JFrog unveils AI Catalogue to enhance secure model governance
JFrog has announced the launch of its AI Catalogue, a new extension of the JFrog Platform designed to help organisations securely discover, govern, and deploy AI and machine learning (ML) models.
The AI Catalogue is intended to support enterprises in integrating AI services across their software supply chain, providing access to open-source AI models including the NVIDIA Nemotron family. These models are made available with open weights, datasets, and usage guides to help address industry requirements for transparency and control in AI model deployment.
Governance and security
Yuval Fernbach, Vice President and CTO for JFrog ML, emphasised the growing challenges around governance and security as AI adoption accelerates across various sectors. In his statement, Fernbach said:
"One of the biggest challenges for organizations adopting AI is ensuring governance and security to deliver Trusted AI. Building on our Secure Model Registry, the new AI Catalogue provides a centralized hub to access and govern AI/ML models – whether internal, from open-source repositories like Hugging Face, or from external API providers like NVIDIA NIM and Anthropic. By integrating seamlessly with the ecosystem, the JFrog AI Catalogue gives organizations complete visibility, compliance, and control over model usage, helping them innovate faster while delivering Trusted AI in today's complex regulatory environment."
This focus on security and compliance is intended to ease operational complexity and help teams maintain a compliant workflow when introducing third-party or internally developed AI models. The Catalogue is also designed to be scalable, offering continual security scanning and evidence tracking of AI models via JFrog Xray, including model lineage visibility to support documentation efforts and audit trails.
Industry context
Recent research from Gartner has highlighted an increasing need for effective oversight and governance as data science and machine learning initiatives become more distributed within organisations. According to Gartner, "a significant challenge for data science and AI leaders is overseeing and governing the activities of dispersed DSML teams while optimizing collaboration with centralized resources. Enhanced AI governance and management capabilities, linked across data sources and other assets, are now must-have capabilities."

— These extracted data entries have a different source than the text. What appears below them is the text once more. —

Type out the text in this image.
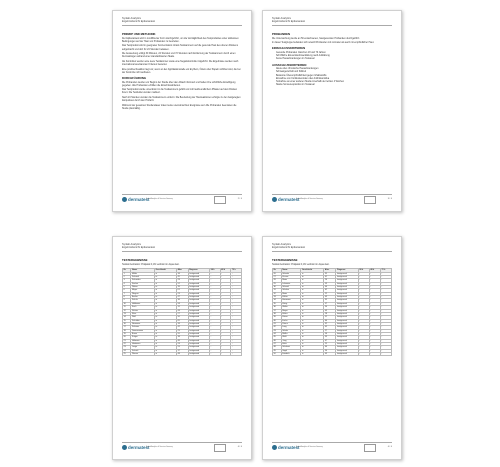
Synlab Analytics
Ergebnisbericht Epikutantest
PRINZIP UND METHODIK
Der Epikutantest wird in modifizierter Form durchgeführt, um die Verträglichkeit des Testproduktes unter okklusiven Bedingungen auf der Haut von Probanden zu beurteilen.
Das Testprodukt wird in geeigneter Konzentration mittels Testkammern auf die gesunde Haut des oberen Rückens aufgebracht und dort für 24 Stunden belassen.
Die Auswertung erfolgt 30 Minuten, 24 Stunden und 72 Stunden nach Entfernung der Testkammern durch einen Dermatologen anhand einer standardisierten Skala.
Als Kontrollen werden eine leere Testkammer sowie eine Negativkontrolle mitgeführt. Die Ergebnisse werden nach international anerkannten Kriterien bewertet.
Eine positive Reaktion liegt vor, wenn an der Applikationsstelle ein Erythem, Ödem oder Papeln sichtbar sind, die bei der Kontrolle nicht auftreten.
DURCHFÜHRUNG
Die Probanden wurden vor Beginn der Studie über den Ablauf informiert und haben ihre schriftliche Einwilligung gegeben. Alle Probanden erfüllten die Einschlusskriterien.
Das Testprodukt wurde unverdünnt in die Testkammern gefüllt und mit hautfreundlichem Pflaster auf dem Rücken fixiert. Die Testfelder wurden markiert.
Nach 24 Stunden wurden die Testkammern entfernt. Die Beurteilung der Hautreaktionen erfolgte zu den festgelegten Zeitpunkten durch den Prüfarzt.
Während der gesamten Studiendauer traten keine unerwünschten Ereignisse auf. Alle Probanden beendeten die Studie planmäßig.
dermatest
Synlab Analytics & Services Germany	2 / 4
Synlab Analytics
Ergebnisbericht Epikutantest
PROBANDEN
Die Untersuchung wurde an 50 erwachsenen, hautgesunden Probanden durchgeführt.
In dieser Testgruppe befanden sich sowohl Probanden mit normaler als auch mit empfindlicher Haut.
EINSCHLUSSKRITERIEN
• Gesunde Probanden zwischen 18 und 70 Jahren
• Schriftliche Einverständniserklärung nach Aufklärung
• Keine Hauterkrankungen im Testareal
AUSSCHLUSSKRITERIEN
• Akute oder chronische Hauterkrankungen
• Schwangerschaft und Stillzeit
• Bekannte Überempfindlichkeit gegen Inhaltsstoffe
• Einnahme von Kortikosteroiden oder Antihistaminika
• Teilnahme an einer anderen Studie innerhalb der letzten 4 Wochen
• Starke Sonnenexposition im Testareal
dermatest
Synlab Analytics & Services Germany	3 / 4
Synlab Analytics
Ergebnisbericht Epikutantest
TESTERGEBNISSE
Testkonzentration: Präparat 0,1% verdünnt in Aqua dest.
Nr.	Name	Geschlecht	Alter	Diagnose	24 h	48 h	72 h
1	Müller	w	34	hautgesund	-	-	-
2	Schmidt	m	45	hautgesund	-	-	-
3	Schneider	w	28	hautgesund	-	-	-
4	Fischer	w	52	hautgesund	-	-	-
5	Weber	m	39	hautgesund	-	-	-
6	Meyer	w	61	hautgesund	-	-	-
7	Wagner	w	23	hautgesund	-	-	-
8	Becker	m	47	hautgesund	-	-	-
9	Schulz	w	36	hautgesund	-	-	-
10	Hoffmann	w	58	hautgesund	-	-	-
11	Koch	m	31	hautgesund	-	-	-
12	Richter	w	44	hautgesund	-	-	-
13	Klein	w	27	hautgesund	-	-	-
14	Wolf	m	50	hautgesund	-	-	-
15	Schröder	w	65	hautgesund	-	-	-
16	Neumann	w	33	hautgesund	-	-	-
17	Schwarz	m	42	hautgesund	-	-	-
18	Zimmermann	w	29	hautgesund	-	-	-
19	Braun	w	55	hautgesund	-	-	-
20	Krüger	m	38	hautgesund	-	-	-
21	Hofmann	w	46	hautgesund	-	-	-
22	Hartmann	w	24	hautgesund	-	-	-
23	Lange	m	59	hautgesund	-	-	-
24	Schmitt	w	37	hautgesund	-	-	-
25	Werner	w	48	hautgesund	-	-	-
dermatest
Synlab Analytics & Services Germany	4 / 4
Synlab Analytics
Ergebnisbericht Epikutantest
TESTERGEBNISSE
Testkonzentration: Präparat 0,1% verdünnt in Aqua dest.
Nr.	Name	Geschlecht	Alter	Diagnose	24 h	48 h	72 h
26	Schmitz	w	35	hautgesund	-	-	-
27	Krause	m	41	hautgesund	-	-	-
28	Meier	w	26	hautgesund	-	-	-
29	Lehmann	w	53	hautgesund	-	-	-
30	Schmid	m	40	hautgesund	-	-	-
31	Schulze	w	62	hautgesund	-	-	-
32	Maier	w	22	hautgesund	-	-	-
33	Köhler	m	49	hautgesund	-	-	-
34	Herrmann	w	35	hautgesund	-	-	-
35	König	w	57	hautgesund	-	-	-
36	Walter	m	30	hautgesund	-	-	-
37	Mayer	w	43	hautgesund	-	-	-
38	Huber	w	28	hautgesund	-	-	-
39	Kaiser	m	51	hautgesund	-	-	-
40	Fuchs	w	64	hautgesund	-	-	-
41	Peters	w	32	hautgesund	-	-	-
42	Lang	m	45	hautgesund	-	-	-
43	Scholz	w	27	hautgesund	-	-	-
44	Möller	w	56	hautgesund	-	-	-
45	Weiß	m	39	hautgesund	-	-	-
46	Jung	w	47	hautgesund	-	-	-
47	Hahn	w	25	hautgesund	-	-	-
48	Schubert	m	60	hautgesund	-	-	-
49	Vogel	w	36	hautgesund	-	-	-
50	Friedrich	w	49	hautgesund	-	-	-
dermatest
Synlab Analytics & Services Germany	4 / 4
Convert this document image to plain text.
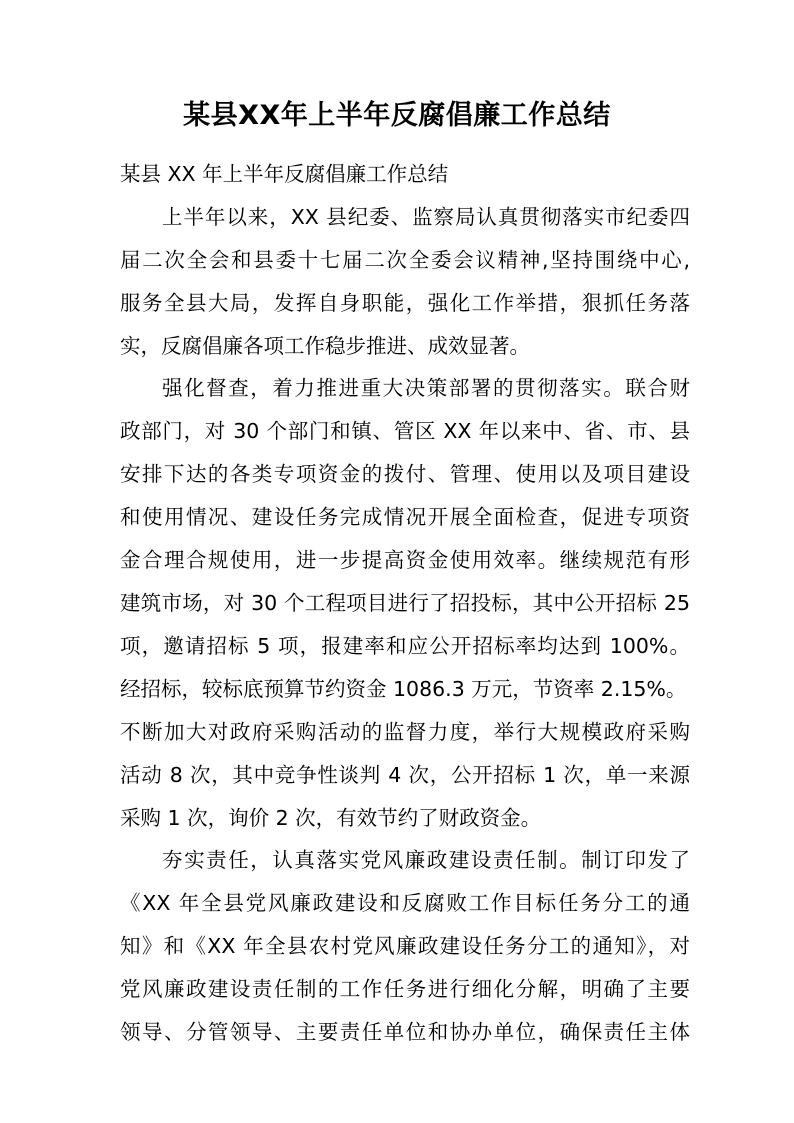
某县XX年上半年反腐倡廉工作总结

某县 XX 年上半年反腐倡廉工作总结

上半年以来，XX 县纪委、监察局认真贯彻落实市纪委四

届二次全会和县委十七届二次全委会议精神,坚持围绕中心,

服务全县大局，发挥自身职能，强化工作举措，狠抓任务落

实，反腐倡廉各项工作稳步推进、成效显著。

强化督查，着力推进重大决策部署的贯彻落实。联合财

政部门，对 30 个部门和镇、管区 XX 年以来中、省、市、县

安排下达的各类专项资金的拨付、管理、使用以及项目建设

和使用情况、建设任务完成情况开展全面检查，促进专项资

金合理合规使用，进一步提高资金使用效率。继续规范有形

建筑市场，对 30 个工程项目进行了招投标，其中公开招标 25

项，邀请招标 5 项，报建率和应公开招标率均达到 100%。

经招标，较标底预算节约资金 1086.3 万元，节资率 2.15%。

不断加大对政府采购活动的监督力度，举行大规模政府采购

活动 8 次，其中竞争性谈判 4 次，公开招标 1 次，单一来源

采购 1 次，询价 2 次，有效节约了财政资金。

夯实责任，认真落实党风廉政建设责任制。制订印发了

《XX 年全县党风廉政建设和反腐败工作目标任务分工的通

知》和《XX 年全县农村党风廉政建设任务分工的通知》，对

党风廉政建设责任制的工作任务进行细化分解，明确了主要

领导、分管领导、主要责任单位和协办单位，确保责任主体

In response, JFrog's AI Catalogue positions itself as a central repository where organisations can locate and manage a variety of AI assets, including models and data sets, with policies and permission controls enforceable on a project-by-project basis.
Capabilities of the AI Catalogue
Key features of the JFrog AI Catalogue include end-to-end model governance, where organisations can track usage and manage access with detailed controls; continuous security integration for ongoing compliance; searchable discoverability via tags and metadata; and the ability to build specialised AI agents. The platform also offers one-click deployment capabilities, whether to the user's own infrastructure or via external AI model providers such as OpenAI and Anthropic.
The Catalogue's integration with open ecosystems covers models from both public repositories and commercial providers, aiming to make it easier for teams to discover secure, production-ready models and deploy them with full visibility.
On the enterprise adoption front, Adel El Hallak, Senior Director of Product at NVIDIA, commented:
"Enterprises face increasing demands for secure, transparent AI model management to maintain compliance and accelerate innovation. By providing direct access to NVIDIA Nemotron models and NIM microservices, within the JFrog AI Catalogue, organizations can deploy and govern open-source AI solutions with greater visibility and control, supporting secure, sovereign AI initiatives across their workflows."
Integration and deployment
The AI Catalogue supports direct integration with external APIs from providers such as AWS, Google, OpenAI, and Anthropic, as well as deployment of containerised models internally. This is designed to simplify the path from AI model discovery to operational deployment while keeping track of usage patterns and compliance requirements.
Teams can now access and manage a wide selection of curated AI models and datasets, improve collaboration between developers and data scientists, and enforce security standards through integrated scanning and tracking features. The ability to centrally govern model access also addresses the need for strong policy enforcement across diverse projects and teams.
The JFrog AI Catalogue is available immediately for users of JFrog Curation, supporting the management of both traditional and AI artefacts.